Will we go back to how it was? I doubt it. Will there be a swing slightly back to the old ways once every one is vaccinated and the world begins to resume some semblance of normality? I suspect so. After all telephone medicine is without doubt harder for that missing information where ten per cent or so of the diagnoses are found. The knack of it takes effort to learn and time to become comfortable with. Despite that, telephone consultation will still likely form a greater proportion, if not the bulk, of our working day going forward. Videos and photos are almost certainly here to stay also.

I envisage … having a few face to face clinics a week with the rest of the appointments being remote.

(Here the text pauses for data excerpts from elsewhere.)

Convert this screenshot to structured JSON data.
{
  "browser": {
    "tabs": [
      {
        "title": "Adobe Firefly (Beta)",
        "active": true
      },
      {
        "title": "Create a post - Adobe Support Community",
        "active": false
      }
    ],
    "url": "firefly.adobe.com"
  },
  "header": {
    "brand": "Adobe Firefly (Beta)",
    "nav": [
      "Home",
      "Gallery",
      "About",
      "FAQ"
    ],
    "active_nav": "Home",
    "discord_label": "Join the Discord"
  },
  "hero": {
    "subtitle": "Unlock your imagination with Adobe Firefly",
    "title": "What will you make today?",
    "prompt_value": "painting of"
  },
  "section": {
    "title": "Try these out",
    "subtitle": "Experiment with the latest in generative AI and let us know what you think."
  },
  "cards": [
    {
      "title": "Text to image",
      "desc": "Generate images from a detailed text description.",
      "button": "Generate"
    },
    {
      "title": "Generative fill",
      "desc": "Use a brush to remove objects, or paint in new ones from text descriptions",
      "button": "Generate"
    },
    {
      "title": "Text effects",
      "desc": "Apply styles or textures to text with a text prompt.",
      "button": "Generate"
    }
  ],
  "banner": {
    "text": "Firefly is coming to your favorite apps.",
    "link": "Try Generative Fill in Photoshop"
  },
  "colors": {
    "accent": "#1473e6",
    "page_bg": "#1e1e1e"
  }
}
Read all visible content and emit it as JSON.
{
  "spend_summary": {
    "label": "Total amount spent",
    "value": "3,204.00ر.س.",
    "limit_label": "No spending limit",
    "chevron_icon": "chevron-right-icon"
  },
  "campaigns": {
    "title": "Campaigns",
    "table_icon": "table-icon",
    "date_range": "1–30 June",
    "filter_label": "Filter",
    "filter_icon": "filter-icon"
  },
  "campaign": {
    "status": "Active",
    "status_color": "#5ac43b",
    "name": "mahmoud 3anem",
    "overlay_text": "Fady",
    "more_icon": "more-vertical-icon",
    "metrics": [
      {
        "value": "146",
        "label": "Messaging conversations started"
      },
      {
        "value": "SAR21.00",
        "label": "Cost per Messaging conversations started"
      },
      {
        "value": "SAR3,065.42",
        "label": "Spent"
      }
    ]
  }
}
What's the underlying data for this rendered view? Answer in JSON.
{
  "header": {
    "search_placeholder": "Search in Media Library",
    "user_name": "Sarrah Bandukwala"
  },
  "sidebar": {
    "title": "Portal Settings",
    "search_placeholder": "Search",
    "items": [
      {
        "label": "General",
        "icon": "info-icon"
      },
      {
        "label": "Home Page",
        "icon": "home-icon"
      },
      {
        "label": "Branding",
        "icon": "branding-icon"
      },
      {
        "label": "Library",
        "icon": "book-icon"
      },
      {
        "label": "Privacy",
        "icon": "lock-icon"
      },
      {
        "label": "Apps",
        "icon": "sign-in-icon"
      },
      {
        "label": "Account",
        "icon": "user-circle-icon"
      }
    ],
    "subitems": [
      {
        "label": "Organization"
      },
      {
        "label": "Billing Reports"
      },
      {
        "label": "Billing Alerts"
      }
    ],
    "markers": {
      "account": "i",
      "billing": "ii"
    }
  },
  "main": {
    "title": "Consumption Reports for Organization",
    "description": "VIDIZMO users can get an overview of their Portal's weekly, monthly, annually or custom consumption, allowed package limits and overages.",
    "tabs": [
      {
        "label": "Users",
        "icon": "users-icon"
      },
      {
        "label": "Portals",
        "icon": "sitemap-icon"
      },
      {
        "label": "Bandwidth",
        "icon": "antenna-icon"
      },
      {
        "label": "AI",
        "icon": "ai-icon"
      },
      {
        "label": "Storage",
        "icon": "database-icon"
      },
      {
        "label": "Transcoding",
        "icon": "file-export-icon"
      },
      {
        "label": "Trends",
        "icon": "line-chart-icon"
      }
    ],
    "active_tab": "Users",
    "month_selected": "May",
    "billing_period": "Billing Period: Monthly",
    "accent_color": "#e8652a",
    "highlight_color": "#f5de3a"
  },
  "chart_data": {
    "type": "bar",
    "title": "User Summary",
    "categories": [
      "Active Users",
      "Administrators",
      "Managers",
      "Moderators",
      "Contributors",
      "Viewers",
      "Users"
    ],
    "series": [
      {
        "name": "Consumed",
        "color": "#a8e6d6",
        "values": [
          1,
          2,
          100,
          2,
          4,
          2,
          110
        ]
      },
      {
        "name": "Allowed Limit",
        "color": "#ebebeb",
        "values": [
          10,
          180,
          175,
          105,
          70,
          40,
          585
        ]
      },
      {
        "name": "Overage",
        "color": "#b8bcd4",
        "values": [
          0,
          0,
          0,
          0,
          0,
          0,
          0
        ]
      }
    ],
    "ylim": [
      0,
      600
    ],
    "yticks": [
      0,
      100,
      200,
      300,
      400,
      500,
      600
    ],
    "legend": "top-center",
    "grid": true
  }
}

I envisage each of us possibly having a few face to face clinics a week with the rest of the appointments being remote. Working from home hasn’t proved a hit with most people though, as we seemed to prefer the ambience of the practice to working in pyjamas at home, but it is still now an option for some.

Electronic fit notes, prescriptions and information leaflets can be sent with a quick few clicks. Laptops, smart phones and webcams are available for patient & doctor. Patients are often supplying not only their own blood pressure monitors, thermometers and scales but now also oxygen saturation monitors too.

This pandemic has changed General Practice forever, albeit in a direction we were probably headed in anyway, but at a pace never seen before. As a profession we should be proud of how quickly we adapted, and not afraid to keep the good that has come out of this difficult time as soon as it passes.